Monadic Predicate Abstraction
=================================

===============
Introduction to Monadic Predicate Abstraction
===============

Given a formula F and a set of predicates {P1, ..., Pn}, monadic predicate abstraction decides for 
each Pi whether F and Pi is satisfiable or not. This is a fundamental operation in many program analysis
and verification tasks.

Applications:

- In symbolic execution, F is a path condition, and Pi is a predicate related to certain properties.
- In program verification, F is an invariant, and Pi represents properties to be verified.
- In static analysis, monadic predicate abstraction can help determine which branches are feasible.

==========
Monadic Predicate Abstraction in Arlib
==========

Arlib provides several implementations of monadic predicate abstraction with different performance characteristics:

1. **Unary Check** (`unary_check.py`): Basic implementation that checks each predicate individually.
   - `unary_check`: Standard implementation
   - `unary_check_cached`: Optimized version with caching

2. **Disjunctive Check** (`dis_check.py`): Checks predicates using a disjunctive approach.
   - `disjunctive_check`: Standard implementation
   - `disjunctive_check_incremental`: Incremental version for better performance

3. **UNSAT Check** (`unsat_check.py`): Leverages UNSAT core computation for efficient checking.

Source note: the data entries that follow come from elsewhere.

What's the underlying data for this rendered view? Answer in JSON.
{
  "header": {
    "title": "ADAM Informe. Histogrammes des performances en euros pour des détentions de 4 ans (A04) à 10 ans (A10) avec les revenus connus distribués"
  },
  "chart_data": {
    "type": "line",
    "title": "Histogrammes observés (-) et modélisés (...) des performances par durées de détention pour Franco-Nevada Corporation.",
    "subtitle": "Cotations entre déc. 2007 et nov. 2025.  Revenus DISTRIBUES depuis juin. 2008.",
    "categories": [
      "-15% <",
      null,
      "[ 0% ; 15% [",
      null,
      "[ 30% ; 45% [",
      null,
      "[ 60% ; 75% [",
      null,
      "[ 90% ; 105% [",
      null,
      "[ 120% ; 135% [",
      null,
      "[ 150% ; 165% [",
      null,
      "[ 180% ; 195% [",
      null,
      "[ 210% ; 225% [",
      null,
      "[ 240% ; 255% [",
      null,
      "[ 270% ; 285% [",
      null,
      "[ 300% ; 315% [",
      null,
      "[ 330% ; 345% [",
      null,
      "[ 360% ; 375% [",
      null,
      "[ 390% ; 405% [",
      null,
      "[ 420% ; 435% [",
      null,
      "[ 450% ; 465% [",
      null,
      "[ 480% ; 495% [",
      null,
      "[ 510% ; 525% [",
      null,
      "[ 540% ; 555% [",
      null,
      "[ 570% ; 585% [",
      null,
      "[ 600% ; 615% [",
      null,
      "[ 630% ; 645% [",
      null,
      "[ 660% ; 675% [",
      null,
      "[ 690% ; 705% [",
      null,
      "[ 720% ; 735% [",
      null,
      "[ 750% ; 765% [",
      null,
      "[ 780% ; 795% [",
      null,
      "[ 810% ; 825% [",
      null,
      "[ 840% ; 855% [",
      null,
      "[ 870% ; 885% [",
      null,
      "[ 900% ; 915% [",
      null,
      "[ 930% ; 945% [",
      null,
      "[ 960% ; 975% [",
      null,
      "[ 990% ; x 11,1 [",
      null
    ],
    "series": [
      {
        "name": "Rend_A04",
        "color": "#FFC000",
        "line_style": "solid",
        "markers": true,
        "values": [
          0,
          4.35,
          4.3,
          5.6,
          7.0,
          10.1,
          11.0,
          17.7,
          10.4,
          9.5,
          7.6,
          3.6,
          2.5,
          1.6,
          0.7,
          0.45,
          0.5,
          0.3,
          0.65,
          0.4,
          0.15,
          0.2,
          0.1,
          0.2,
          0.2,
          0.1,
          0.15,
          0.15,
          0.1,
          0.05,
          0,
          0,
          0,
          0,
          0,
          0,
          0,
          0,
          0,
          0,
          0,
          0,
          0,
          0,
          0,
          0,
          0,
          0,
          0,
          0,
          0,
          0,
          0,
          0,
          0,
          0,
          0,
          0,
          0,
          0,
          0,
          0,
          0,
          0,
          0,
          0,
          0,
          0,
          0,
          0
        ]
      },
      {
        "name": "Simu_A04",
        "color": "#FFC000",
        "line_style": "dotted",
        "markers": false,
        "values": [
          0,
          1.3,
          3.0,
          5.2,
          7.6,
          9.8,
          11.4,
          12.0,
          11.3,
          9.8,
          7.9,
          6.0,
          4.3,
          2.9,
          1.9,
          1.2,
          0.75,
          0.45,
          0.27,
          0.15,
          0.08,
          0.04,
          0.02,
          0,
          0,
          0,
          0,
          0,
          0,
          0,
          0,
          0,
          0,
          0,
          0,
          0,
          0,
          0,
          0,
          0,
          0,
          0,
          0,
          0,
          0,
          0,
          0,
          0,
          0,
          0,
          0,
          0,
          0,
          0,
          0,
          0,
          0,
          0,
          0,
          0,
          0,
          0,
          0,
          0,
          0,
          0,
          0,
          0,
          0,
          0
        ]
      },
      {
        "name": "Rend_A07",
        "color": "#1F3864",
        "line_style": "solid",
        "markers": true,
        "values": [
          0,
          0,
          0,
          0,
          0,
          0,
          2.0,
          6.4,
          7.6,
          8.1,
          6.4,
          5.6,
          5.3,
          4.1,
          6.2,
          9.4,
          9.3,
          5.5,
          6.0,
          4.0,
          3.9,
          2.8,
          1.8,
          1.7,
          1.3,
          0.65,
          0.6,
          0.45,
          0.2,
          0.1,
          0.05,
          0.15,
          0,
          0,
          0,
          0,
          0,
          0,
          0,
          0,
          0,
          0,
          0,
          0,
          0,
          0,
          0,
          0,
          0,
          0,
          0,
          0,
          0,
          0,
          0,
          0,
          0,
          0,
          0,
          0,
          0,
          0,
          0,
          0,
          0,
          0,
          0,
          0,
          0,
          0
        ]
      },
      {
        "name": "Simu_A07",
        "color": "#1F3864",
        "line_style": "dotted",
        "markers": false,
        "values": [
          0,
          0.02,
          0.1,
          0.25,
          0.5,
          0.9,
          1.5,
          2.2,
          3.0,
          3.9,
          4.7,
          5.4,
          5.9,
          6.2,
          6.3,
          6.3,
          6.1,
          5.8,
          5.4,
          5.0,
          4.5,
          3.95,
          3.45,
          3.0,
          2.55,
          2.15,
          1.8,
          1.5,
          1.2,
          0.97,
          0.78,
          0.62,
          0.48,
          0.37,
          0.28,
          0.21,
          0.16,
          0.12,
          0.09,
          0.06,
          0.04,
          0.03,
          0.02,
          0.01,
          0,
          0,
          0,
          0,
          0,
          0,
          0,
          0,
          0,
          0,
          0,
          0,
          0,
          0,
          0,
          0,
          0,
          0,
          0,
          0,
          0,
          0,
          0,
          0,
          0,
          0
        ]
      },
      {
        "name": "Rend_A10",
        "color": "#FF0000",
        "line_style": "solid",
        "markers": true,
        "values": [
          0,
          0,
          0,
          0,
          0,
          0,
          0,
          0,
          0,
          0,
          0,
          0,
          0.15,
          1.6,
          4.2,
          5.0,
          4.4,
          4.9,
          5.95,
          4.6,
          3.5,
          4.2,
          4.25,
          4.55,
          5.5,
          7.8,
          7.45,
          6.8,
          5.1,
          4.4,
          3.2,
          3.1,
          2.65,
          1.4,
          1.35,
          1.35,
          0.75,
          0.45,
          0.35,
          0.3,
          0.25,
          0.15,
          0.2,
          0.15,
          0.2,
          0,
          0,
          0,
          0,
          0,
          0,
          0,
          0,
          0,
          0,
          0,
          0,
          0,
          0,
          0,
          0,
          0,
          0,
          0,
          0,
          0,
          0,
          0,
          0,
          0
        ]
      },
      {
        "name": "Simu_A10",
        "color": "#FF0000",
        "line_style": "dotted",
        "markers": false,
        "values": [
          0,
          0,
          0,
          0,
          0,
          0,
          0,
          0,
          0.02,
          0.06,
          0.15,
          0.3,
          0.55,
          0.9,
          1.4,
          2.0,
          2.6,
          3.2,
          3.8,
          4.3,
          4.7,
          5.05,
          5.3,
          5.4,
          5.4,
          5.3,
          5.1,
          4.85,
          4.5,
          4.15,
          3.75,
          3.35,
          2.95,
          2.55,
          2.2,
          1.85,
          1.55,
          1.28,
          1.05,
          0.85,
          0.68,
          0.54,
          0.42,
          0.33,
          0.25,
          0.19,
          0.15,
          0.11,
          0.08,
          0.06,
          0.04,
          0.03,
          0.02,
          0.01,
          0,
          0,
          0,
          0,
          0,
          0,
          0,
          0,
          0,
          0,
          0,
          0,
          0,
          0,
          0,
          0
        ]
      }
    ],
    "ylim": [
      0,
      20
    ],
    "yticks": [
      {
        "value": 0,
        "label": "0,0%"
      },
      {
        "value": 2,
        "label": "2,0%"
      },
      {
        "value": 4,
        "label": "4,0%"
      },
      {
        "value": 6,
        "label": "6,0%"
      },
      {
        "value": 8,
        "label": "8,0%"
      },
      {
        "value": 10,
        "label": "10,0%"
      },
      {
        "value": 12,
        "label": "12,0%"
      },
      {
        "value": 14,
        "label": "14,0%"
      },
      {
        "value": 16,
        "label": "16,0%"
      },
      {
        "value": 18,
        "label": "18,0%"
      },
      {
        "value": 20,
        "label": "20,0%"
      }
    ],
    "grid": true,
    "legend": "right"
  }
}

4. **Parallel Check** (`parallel_check.py`): Parallelized implementation for improved performance on multi-core systems.

The module also includes PySMT-specific implementations (`unary_check_pysmt.py`, `dis_check_pysmt.py`) for compatibility with the PySMT framework.

==========
Usage Example
==========

```python
import z3
from arlib.monabs.unary_check import unary_check
from arlib.monabs.dis_check import disjunctive_check_incremental

# Define variables
x, y, z = z3.Ints('x y z')

# Define formula and predicates
formula = z3.And(x > 0, y > x, z < y)
predicates = [x < 10, y < 20, z > 5, x + y > z]

# Run monadic predicate abstraction
result_unary = unary_check(formula, predicates)
result_incremental = disjunctive_check_incremental(formula, predicates)

# Results are boolean lists indicating satisfiability of each predicate
print("Unary check results:", result_unary)
print("Incremental check results:", result_incremental)
```

For more advanced usage and benchmarking, refer to the `run_monabs.py` script in the repository root.

==========
Performance Comparison
==========

The different implementations offer various performance trade-offs:

- `unary_check`: Simple but potentially slower for many predicates
- `unary_check_cached`: Improved performance through caching
- `disjunctive_check`: Better for related predicates
- `disjunctive_check_incremental`: Best for incremental solving
- `unsat_check`: Efficient for formulas with many unsatisfiable predicates
- `parallel_check`: Best for multi-core systems with many predicates

==========
References
==========

- T. Ball, R. Majumdar, T. Millstein, and S. K. Rajamani. "Automatic predicate abstraction of C programs." In PLDI, 2001.
- E. M. Clarke, O. Grumberg, S. Jha, Y. Lu, and H. Veith. "Counterexample-guided abstraction refinement." In CAV, 2000.